Items of traditional spiritual and material culture of Siberian peoples had got to the museum from D. G. Messerschmidt's Siberian expedition and from participants of the Academic Detachment of the Second Kamchatka Expedition G.F. Muller, S.P. Krasheninnikov, G.W. Steller.
The major part of the early Siberian collections perished in the fire in the Kunstkamera that broke out on December 5, 1747.
Under Empress Elizabeth’s special Order of January 13, 1761, a systematic gathering of items of Siberian peoples’ costumes in accordance with attached to the order inventory and their shipping to the Academy of Sciences through the Siberian Prikaz was organized. The Order with the inventory was sent to all Siberian Chancelleries. The Academy of Sciences specified in its correspondence with the Siberian Provincial Chancellery that the items were to be acquired with no offence or damage to local residents and at the price asked by sellers .

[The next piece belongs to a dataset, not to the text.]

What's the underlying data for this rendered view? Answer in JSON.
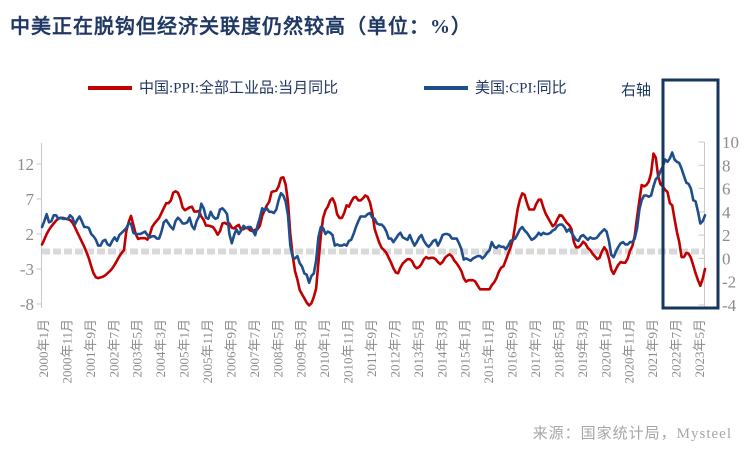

By the end of the 18th c., the Kunstkamera’s exposition had on display clothes, footwear, headwear, birch bark utensils and house holding items of the Ugrian peoples of the Western Siberia; summer, winter, and hunting clothes of the Tungusic and Samoyedic peoples; details of horse harnesses and ammunitions of the Buryats; the Eskimo and Koryaks’ tools for fishing and hunting sea animals; ritual drums of Siberian Shamans, images of gods and amulets.
The collection was displayed in showcases, but as of the second half of the 18th c., ritual costumes of Tungusic male and female Shamans, traditional costumes of Tungus, Khanty, and Evenki men and women were displayed on mannequins showing specific features of the presented peoples’ looks.